​RDC : Le budget de l’État sous le poids d’une « économie de guerre »

​Alors que le gouvernement congolais prévoit de consacrer un tiers de son budget 2026 à la défense, le Fonds monétaire international (FMI) s’inquiète de l’explosion des dépenses d’urgence et de leur impact sur la transparence des finances publiques.
​Par la Rédaction
​L’effort de guerre en République démocratique du Congo (RDC) prend des proportions budgétaires inédites. Le 18 novembre dernier, la Première ministre Judith Suminwa a présenté devant l’Assemblée nationale un projet de loi de finances où la priorité est sans équivoque : 30 % du budget total sera alloué aux forces de défense et de sécurité. Cette mobilisation financière s’inscrit dans un plan plus large prévoyant d’investir cinq milliards de dollars dans le secteur sécuritaire sur la période 2026-2030.
​L’urgence comme norme budgétaire
​Cette priorité nationale, dictée par une situation sécuritaire volatile — particulièrement dans l’est du pays où l’impact des accords de paix reste quasi nul —, se traduit par un recours massif aux circuits financiers d’exception.
​Selon les données du FMI, les procédures d’urgence sont devenues le mode opératoire prédominant pour financer la sécurité.

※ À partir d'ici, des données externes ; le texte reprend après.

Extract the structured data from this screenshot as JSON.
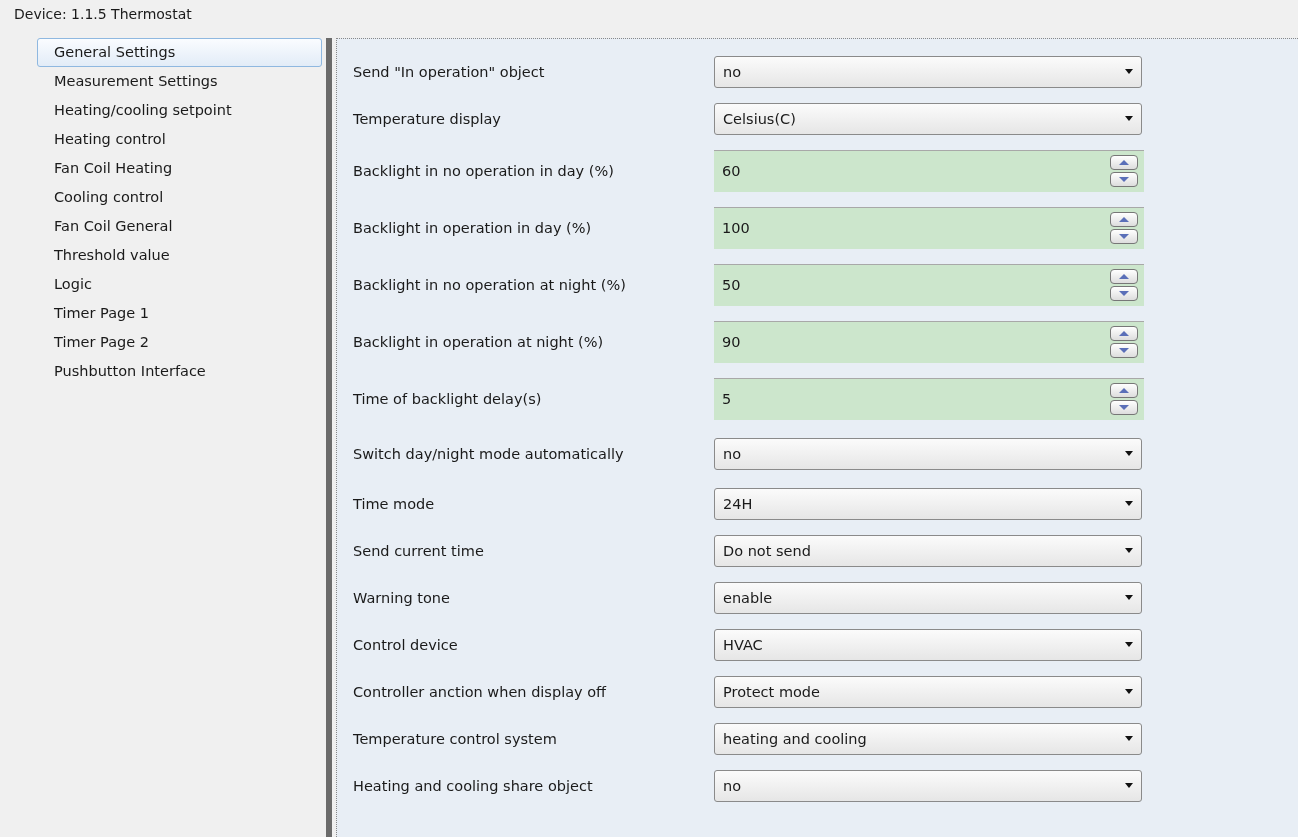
{
  "window": {
    "title": "Device: 1.1.5  Thermostat"
  },
  "sidebar": {
    "items": [
      {
        "label": "General Settings",
        "selected": true
      },
      {
        "label": "Measurement Settings",
        "selected": false
      },
      {
        "label": "Heating/cooling setpoint",
        "selected": false
      },
      {
        "label": "Heating control",
        "selected": false
      },
      {
        "label": "Fan Coil Heating",
        "selected": false
      },
      {
        "label": "Cooling control",
        "selected": false
      },
      {
        "label": "Fan Coil General",
        "selected": false
      },
      {
        "label": "Threshold value",
        "selected": false
      },
      {
        "label": "Logic",
        "selected": false
      },
      {
        "label": "Timer Page 1",
        "selected": false
      },
      {
        "label": "Timer Page 2",
        "selected": false
      },
      {
        "label": "Pushbutton Interface",
        "selected": false
      }
    ]
  },
  "parameters": [
    {
      "kind": "dropdown",
      "label": "Send \"In operation\" object",
      "value": "no"
    },
    {
      "kind": "dropdown",
      "label": "Temperature display",
      "value": "Celsius(C)"
    },
    {
      "kind": "spin",
      "label": "Backlight in no operation in day (%)",
      "value": "60"
    },
    {
      "kind": "spin",
      "label": "Backlight in operation in day (%)",
      "value": "100"
    },
    {
      "kind": "spin",
      "label": "Backlight in no operation at night (%)",
      "value": "50"
    },
    {
      "kind": "spin",
      "label": "Backlight in operation at night (%)",
      "value": "90"
    },
    {
      "kind": "spin",
      "label": "Time of backlight delay(s)",
      "value": "5"
    },
    {
      "kind": "dropdown",
      "label": "Switch day/night mode automatically",
      "value": "no"
    },
    {
      "kind": "dropdown",
      "label": "Time mode",
      "value": "24H"
    },
    {
      "kind": "dropdown",
      "label": "Send current time",
      "value": "Do not send"
    },
    {
      "kind": "dropdown",
      "label": "Warning tone",
      "value": "enable"
    },
    {
      "kind": "dropdown",
      "label": "Control device",
      "value": "HVAC"
    },
    {
      "kind": "dropdown",
      "label": "Controller anction when display off",
      "value": "Protect mode"
    },
    {
      "kind": "dropdown",
      "label": "Temperature control system",
      "value": "heating and cooling"
    },
    {
      "kind": "dropdown",
      "label": "Heating and cooling share object",
      "value": "no"
    }
  ]
}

Les chiffres pour l’année 2025 sont éloquents :
​Au premier trimestre, près de 90 % des dépenses d’urgence concernaient le secteur sécuritaire.
​Cette proportion a crû aux deuxième et troisième trimestres pour atteindre la quasi-totalité des fonds engagés.

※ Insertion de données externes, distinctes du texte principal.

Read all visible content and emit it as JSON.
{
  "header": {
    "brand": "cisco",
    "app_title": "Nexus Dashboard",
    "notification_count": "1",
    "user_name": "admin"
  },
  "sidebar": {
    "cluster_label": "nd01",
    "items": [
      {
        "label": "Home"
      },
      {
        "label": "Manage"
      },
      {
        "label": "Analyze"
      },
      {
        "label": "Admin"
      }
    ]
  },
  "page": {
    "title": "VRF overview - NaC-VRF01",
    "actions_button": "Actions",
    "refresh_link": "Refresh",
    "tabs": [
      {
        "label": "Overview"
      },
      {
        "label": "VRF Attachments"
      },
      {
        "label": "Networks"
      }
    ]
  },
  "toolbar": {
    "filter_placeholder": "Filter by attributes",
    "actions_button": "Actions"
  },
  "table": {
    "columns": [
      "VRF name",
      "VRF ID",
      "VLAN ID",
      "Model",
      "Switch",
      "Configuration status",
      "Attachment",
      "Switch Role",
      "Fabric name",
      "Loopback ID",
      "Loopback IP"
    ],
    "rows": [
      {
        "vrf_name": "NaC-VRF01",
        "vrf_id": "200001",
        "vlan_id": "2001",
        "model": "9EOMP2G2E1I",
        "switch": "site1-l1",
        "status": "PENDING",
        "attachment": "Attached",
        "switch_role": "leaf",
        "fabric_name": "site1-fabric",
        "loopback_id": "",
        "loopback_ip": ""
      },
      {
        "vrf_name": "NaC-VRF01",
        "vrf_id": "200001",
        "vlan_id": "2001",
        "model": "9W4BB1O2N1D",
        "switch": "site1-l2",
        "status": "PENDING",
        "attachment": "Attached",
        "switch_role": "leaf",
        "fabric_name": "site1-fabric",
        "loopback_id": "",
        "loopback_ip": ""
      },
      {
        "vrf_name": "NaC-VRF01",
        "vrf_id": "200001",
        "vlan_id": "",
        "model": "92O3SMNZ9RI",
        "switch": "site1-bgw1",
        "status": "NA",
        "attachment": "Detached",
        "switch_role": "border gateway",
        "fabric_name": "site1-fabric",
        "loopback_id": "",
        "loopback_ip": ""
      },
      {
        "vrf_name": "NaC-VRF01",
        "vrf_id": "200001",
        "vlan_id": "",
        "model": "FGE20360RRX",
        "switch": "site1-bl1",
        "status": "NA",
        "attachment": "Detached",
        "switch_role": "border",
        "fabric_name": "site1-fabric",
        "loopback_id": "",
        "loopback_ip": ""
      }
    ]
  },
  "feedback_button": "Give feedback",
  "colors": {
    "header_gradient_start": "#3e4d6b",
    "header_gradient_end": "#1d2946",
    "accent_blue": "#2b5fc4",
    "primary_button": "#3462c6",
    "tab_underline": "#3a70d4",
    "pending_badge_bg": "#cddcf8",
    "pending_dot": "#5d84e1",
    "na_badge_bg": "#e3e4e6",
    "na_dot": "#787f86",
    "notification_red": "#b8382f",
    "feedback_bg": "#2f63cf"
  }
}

​Sur l’ensemble de l’année, le FMI estime que plus de 95 % des dépenses effectuées en urgence ont été consacrées à la sécurité.

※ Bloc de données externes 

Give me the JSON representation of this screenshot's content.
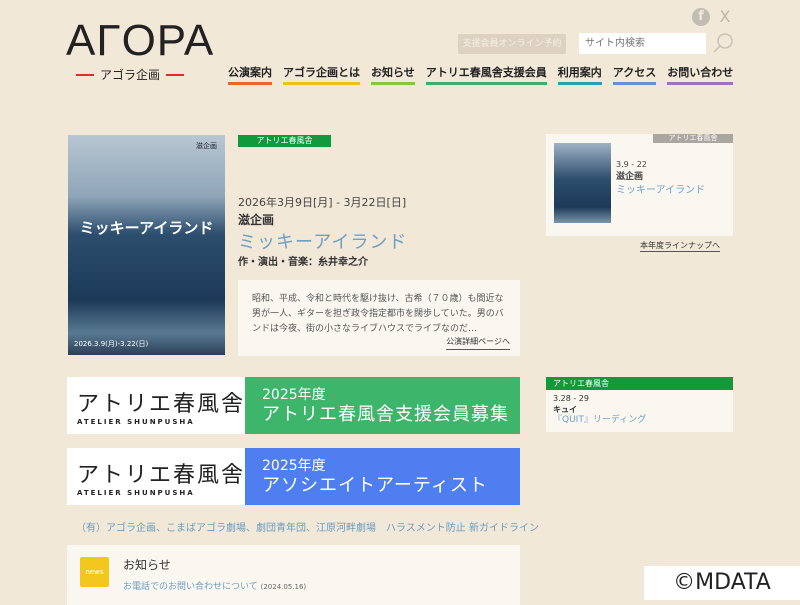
{
  "logo": {
    "main": "AΓOPA",
    "sub": "アゴラ企画"
  },
  "header": {
    "reserve": "支援会員オンライン予約",
    "search_placeholder": "サイト内検索",
    "social": [
      "f",
      "X"
    ]
  },
  "nav": [
    {
      "label": "公演案内",
      "color": "#e8652c"
    },
    {
      "label": "アゴラ企画とは",
      "color": "#e8c41c"
    },
    {
      "label": "お知らせ",
      "color": "#8cc43c"
    },
    {
      "label": "アトリエ春風舎支援会員",
      "color": "#3cb06a"
    },
    {
      "label": "利用案内",
      "color": "#2ca0a8"
    },
    {
      "label": "アクセス",
      "color": "#6a8ed8"
    },
    {
      "label": "お問い合わせ",
      "color": "#a070c0"
    }
  ],
  "featured": {
    "venue": "アトリエ春風舎",
    "date": "2026年3月9日[月] - 3月22日[日]",
    "org": "滋企画",
    "title": "ミッキーアイランド",
    "credit": "作・演出・音楽：糸井幸之介",
    "poster_title": "ミッキーアイランド",
    "poster_company": "滋企画",
    "poster_date": "2026.3.9(月)-3.22(日)",
    "desc": "昭和、平成、令和と時代を駆け抜け、古希（７０歳）も間近な男が一人、ギターを担ぎ政令指定都市を闊歩していた。男のバンドは今夜、街の小さなライブハウスでライブなのだ…",
    "more": "公演詳細ページへ"
  },
  "side": {
    "tag": "アトリエ春風舎",
    "date": "3.9 - 22",
    "org": "滋企画",
    "title": "ミッキーアイランド",
    "lineup": "本年度ラインナップへ"
  },
  "banners": [
    {
      "jp": "アトリエ春風舎",
      "en": "ATELIER SHUNPUSHA",
      "year": "2025年度",
      "msg": "アトリエ春風舎支援会員募集",
      "color": "#3db56a"
    },
    {
      "jp": "アトリエ春風舎",
      "en": "ATELIER SHUNPUSHA",
      "year": "2025年度",
      "msg": "アソシエイトアーティスト",
      "color": "#4f7ef0"
    }
  ],
  "links": "（有）アゴラ企画、こまばアゴラ劇場、劇団青年団、江原河畔劇場　ハラスメント防止 新ガイドライン",
  "news": {
    "icon": "news",
    "heading": "お知らせ",
    "item": "お電話でのお問い合わせについて",
    "item_date": "(2024.05.16)"
  },
  "side2": {
    "tag": "アトリエ春風舎",
    "date": "3.28 - 29",
    "org": "キュイ",
    "title": "『QUIT』リーディング"
  },
  "watermark": "©MDATA"
}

​Un risque pour la transparence et la stabilité
​Si les autorités congolaises justifient ces pratiques par l’impératif du terrain et assurent que ces dépenses sont régularisées a posteriori conformément à la loi, l’institution de Bretton Woods tire la sonnette d’alarme. Le FMI juge ce recours « excessif », soulignant qu’il dépasse les plafonds indicatifs du programme financier en cours.
​Pour les experts du Fonds, cette opacité réduit la transparence budgétaire et complique sérieusement le contrôle des deniers publics. Plus inquiétant encore, l’insécurité est désormais identifiée comme un risque majeur pour l’équilibre du budget de l’État. En cas d’aggravation du conflit, les dépenses liées à la sécurité pourraient s’envoler jusqu’à atteindre 2 % du produit intérieur brut (PIB).
​Vers un retour à l’orthodoxie ?
​Conscientes des tensions que cette situation fait peser sur ses relations avec les partenaires internationaux, les autorités congolaises se sont engagées à réintégrer progressivement ces flux financiers dans les procédures budgétaires normales. Toutefois, cette promesse reste suspendue à une condition de taille : une amélioration tangible de la situation sécuritaire sur le terrain, une perspective qui semble encore lointaine.